21) “You should be over it by now…”
It should go without saying, but here’s why you shouldn’t say this especially to someone that quickly takes offense:
This phrase places a timeline on their emotional healing, which is different for everyone.
So please respect the person’s healing process and refrain from offensive comments like this.
22) “Money can’t buy happiness…”
This might sound like a random inspirational quote to you.
But you probably want to refrain from using it around someone that’s easily offended, especially when they’re going through financial struggles.
Let me explain:
When you say this, you’re minimizing their financial stress and the real impact it is having on their lives.
23) “Playing the victim card…”
The use of the term ‘victim card’ suggests that the person is manipulatively using their problems to gain sympathy or advantage.
Why is it insensitive to use this phrase, especially when speaking to people who are easily offended?
It can hurt their feelings by making their problems seem unreal or unimportant, and it might also stop them from talking about things that are truly bothering them.
24) “You’re so OCD…”
Let’s be honest:
This is a common phrase thrown around, especially when someone is meticulous in their ways. But you may want to rethink saying that to anyone – easily offended or not.
What’s often ignored is this:
OCD is a serious medical condition. And using the term casually can trivialize it and stigmatize those who genuinely suffer from it.
25) “That’s lame…”
Here’s another common one used in casual conversations.

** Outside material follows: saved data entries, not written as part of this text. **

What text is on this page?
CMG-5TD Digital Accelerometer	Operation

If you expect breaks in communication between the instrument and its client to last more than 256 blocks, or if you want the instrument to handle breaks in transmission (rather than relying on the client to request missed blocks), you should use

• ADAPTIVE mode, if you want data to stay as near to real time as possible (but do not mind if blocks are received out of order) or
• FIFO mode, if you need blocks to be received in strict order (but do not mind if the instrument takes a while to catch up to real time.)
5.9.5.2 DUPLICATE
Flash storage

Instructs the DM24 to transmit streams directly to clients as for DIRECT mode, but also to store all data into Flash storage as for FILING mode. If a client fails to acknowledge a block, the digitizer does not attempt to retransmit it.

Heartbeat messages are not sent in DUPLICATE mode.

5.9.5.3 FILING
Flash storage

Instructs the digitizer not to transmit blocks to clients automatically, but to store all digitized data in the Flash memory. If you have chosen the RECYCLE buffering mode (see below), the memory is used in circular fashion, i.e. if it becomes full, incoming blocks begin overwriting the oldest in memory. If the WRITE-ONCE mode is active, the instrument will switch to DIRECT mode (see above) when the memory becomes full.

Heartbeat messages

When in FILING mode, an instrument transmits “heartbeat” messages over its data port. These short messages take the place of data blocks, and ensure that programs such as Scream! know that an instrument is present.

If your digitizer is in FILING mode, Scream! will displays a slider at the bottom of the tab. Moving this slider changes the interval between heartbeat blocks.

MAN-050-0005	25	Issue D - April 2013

But what if I told you that the term ‘lame’ historically referred to physical disabilities?
So essentially, every time you use the word ‘lame,’ you’re downplaying the difficulties faced by people with disabilities.
Plus, you’re also sort of reinforcing discriminatory mindsets.
Hopefully, that’s enough to convince you to never use the phrase again.
Words have power
There you go, 25 phrases to avoid saying around people who easily get offended.
So, what’s the takeaway?
Think before you speak.
Words can sting, and for those who are easily offended, they can stick around long after you’ve forgotten them.